Powdered sugar to taste. (I used about 1/2 cup. Ron will say that is not enough but I like it that way)
1 T coconut oil
Directions:
Preheat oven to 350 degrees. Grease with coconut oil (or use a cooking spray) a 8 x 8 inch pan.
For Shortbread:- Cream the Crisco and sugars until just light and fluffy. Beat in the vanilla extract. In a separate bowl combine the flours, xanthan gum and salt. Then add flour mixture to sugar mixture. Beat until it resembles a course sand. It should clump together when pressed between your fingers.

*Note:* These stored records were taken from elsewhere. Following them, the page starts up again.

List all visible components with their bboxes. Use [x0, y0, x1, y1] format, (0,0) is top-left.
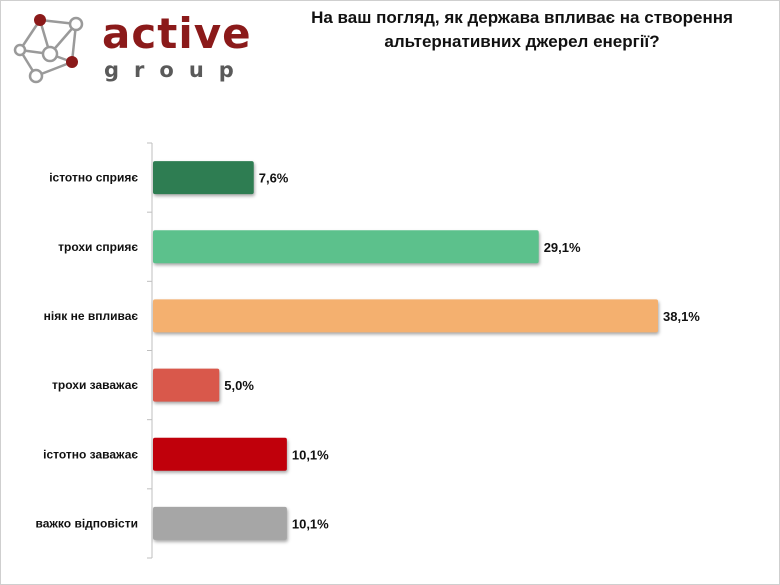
category-label: ніяк не впливає: [44, 309, 139, 323]
category-label: істотно сприяє: [49, 171, 138, 185]
bar: [153, 230, 539, 264]
logo-subtitle: group: [104, 58, 249, 82]
logo-node: [68, 16, 84, 32]
chart-title: На ваш погляд, як держава впливає на ств…: [311, 8, 733, 51]
network-logo-icon: [13, 14, 84, 84]
bar: [153, 437, 287, 471]
category-label: істотно заважає: [43, 447, 138, 461]
category-label: важко відповісти: [36, 516, 138, 530]
logo-node: [28, 68, 44, 84]
data-label: 10,1%: [292, 516, 329, 531]
category-label: трохи заважає: [52, 378, 138, 392]
data-label: 7,6%: [259, 171, 289, 186]
logo-node: [34, 14, 46, 26]
logo-wordmark: active: [102, 9, 252, 58]
data-label: 38,1%: [663, 309, 700, 324]
data-label: 10,1%: [292, 447, 329, 462]
logo-node: [13, 43, 27, 57]
data-label: 29,1%: [544, 240, 581, 255]
logo-node: [66, 56, 78, 68]
bar: [153, 506, 287, 540]
bar: [153, 368, 220, 402]
data-label: 5,0%: [224, 378, 254, 393]
bar: [153, 299, 658, 333]
bar: [153, 161, 254, 195]
logo-node: [41, 45, 59, 63]
brand-logo: active group: [6, 8, 251, 88]
category-label: трохи сприяє: [58, 240, 138, 254]
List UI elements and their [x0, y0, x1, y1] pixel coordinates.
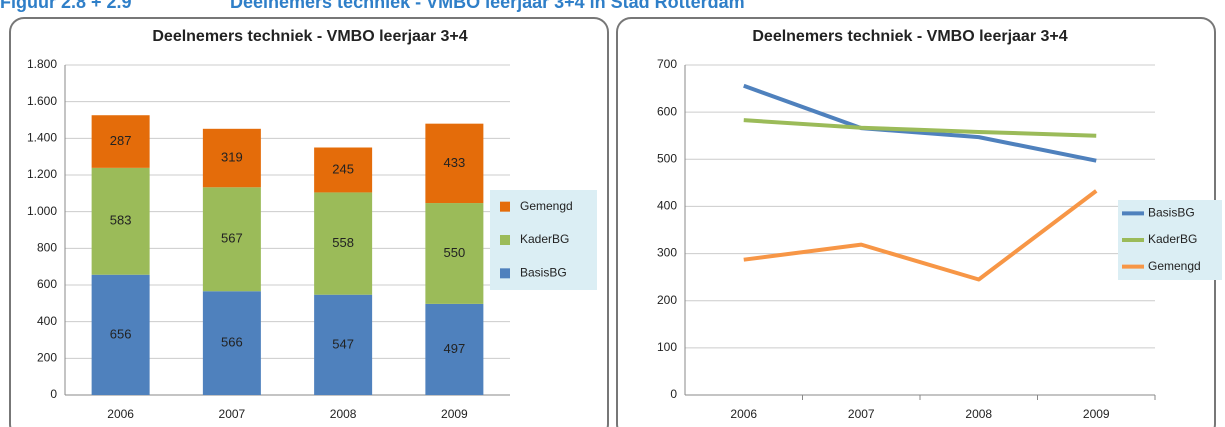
series-line	[743, 83, 1097, 163]
y-tick-label: 1.000	[27, 204, 57, 218]
chart-title: Deelnemers techniek - VMBO leerjaar 3+4	[152, 28, 467, 45]
bar-segment	[91, 115, 150, 168]
data-label: 566	[221, 335, 243, 350]
series-line	[743, 118, 1097, 138]
data-label: 550	[444, 245, 466, 260]
x-tick-label: 2006	[107, 407, 134, 421]
bar-segment	[202, 128, 261, 188]
chart-title: Deelnemers techniek - VMBO leerjaar 3+4	[752, 28, 1067, 45]
y-tick-label: 500	[657, 151, 677, 165]
legend-label: Gemengd	[520, 199, 573, 213]
y-tick-label: 800	[37, 241, 57, 255]
y-tick-label: 700	[657, 57, 677, 71]
bar-segment	[202, 291, 261, 395]
y-tick-label: 200	[37, 351, 57, 365]
x-tick-label: 2008	[330, 407, 357, 421]
bar-segment	[91, 167, 150, 275]
x-tick-label: 2009	[1083, 407, 1110, 421]
data-label: 287	[110, 133, 132, 148]
y-tick-label: 0	[670, 387, 677, 401]
bar-segment	[314, 147, 373, 193]
legend-label: BasisBG	[520, 266, 567, 280]
legend-label: KaderBG	[1148, 232, 1197, 246]
y-tick-label: 1.600	[27, 94, 57, 108]
bar-segment	[91, 274, 150, 395]
y-tick-label: 200	[657, 293, 677, 307]
bar-segment	[425, 123, 484, 204]
legend-label: Gemengd	[1148, 259, 1201, 273]
x-tick-label: 2006	[730, 407, 757, 421]
y-tick-label: 1.200	[27, 167, 57, 181]
series-line	[743, 189, 1098, 282]
x-tick-label: 2007	[219, 407, 246, 421]
x-tick-label: 2009	[441, 407, 468, 421]
data-label: 319	[221, 149, 243, 164]
y-tick-label: 400	[657, 199, 677, 213]
legend-swatch	[500, 235, 510, 245]
legend-label: KaderBG	[520, 232, 569, 246]
data-label: 547	[332, 336, 354, 351]
y-tick-label: 1.800	[27, 57, 57, 71]
bar-segment	[425, 303, 484, 395]
y-tick-label: 100	[657, 340, 677, 354]
x-tick-label: 2007	[848, 407, 875, 421]
figure-label: Figuur 2.8 + 2.9	[0, 0, 132, 12]
y-tick-label: 300	[657, 246, 677, 260]
data-label: 656	[110, 326, 132, 341]
data-label: 558	[332, 235, 354, 250]
bar-segment	[314, 192, 373, 295]
y-tick-label: 0	[50, 387, 57, 401]
y-tick-label: 600	[37, 277, 57, 291]
legend-swatch	[500, 201, 510, 212]
data-label: 497	[444, 341, 466, 356]
figure-title: Deelnemers techniek - VMBO leerjaar 3+4 …	[230, 0, 745, 12]
legend-swatch	[500, 268, 510, 279]
legend-label: BasisBG	[1148, 206, 1195, 220]
bar-segment	[202, 187, 261, 292]
data-label: 433	[444, 155, 466, 170]
bar-segment	[314, 294, 373, 395]
y-tick-label: 400	[37, 314, 57, 328]
bar-segment	[425, 203, 484, 304]
data-label: 567	[221, 231, 243, 246]
x-tick-label: 2008	[965, 407, 992, 421]
y-tick-label: 600	[657, 104, 677, 118]
data-label: 583	[110, 213, 132, 228]
y-tick-label: 1.400	[27, 131, 57, 145]
data-label: 245	[332, 161, 354, 176]
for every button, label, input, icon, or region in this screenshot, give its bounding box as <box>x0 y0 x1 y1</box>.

Press onto the bottom of your greased pan and bake for about 20 minutes, or until pale golden in color.- Remove from oven and place on a wire rack to cool while you make the filling.
For Caramel Filling:- Add coconut cream and sugar to saute pan. Mix over med high heat. Continue cooking for 20 or 30 minutes until it reduces, thickens and turns light brown. Pour the coconut cream over the shortbread and leave to set.
For Topping: Melt the chocolate and coconut oil in microwave by heating for 30 seconds and then stirring. Repeat this until it is all melted. Once it is melted add the powdered sugar. Pour the melted chocolate evenly over the caramel and leave to set. Keep refrigerated.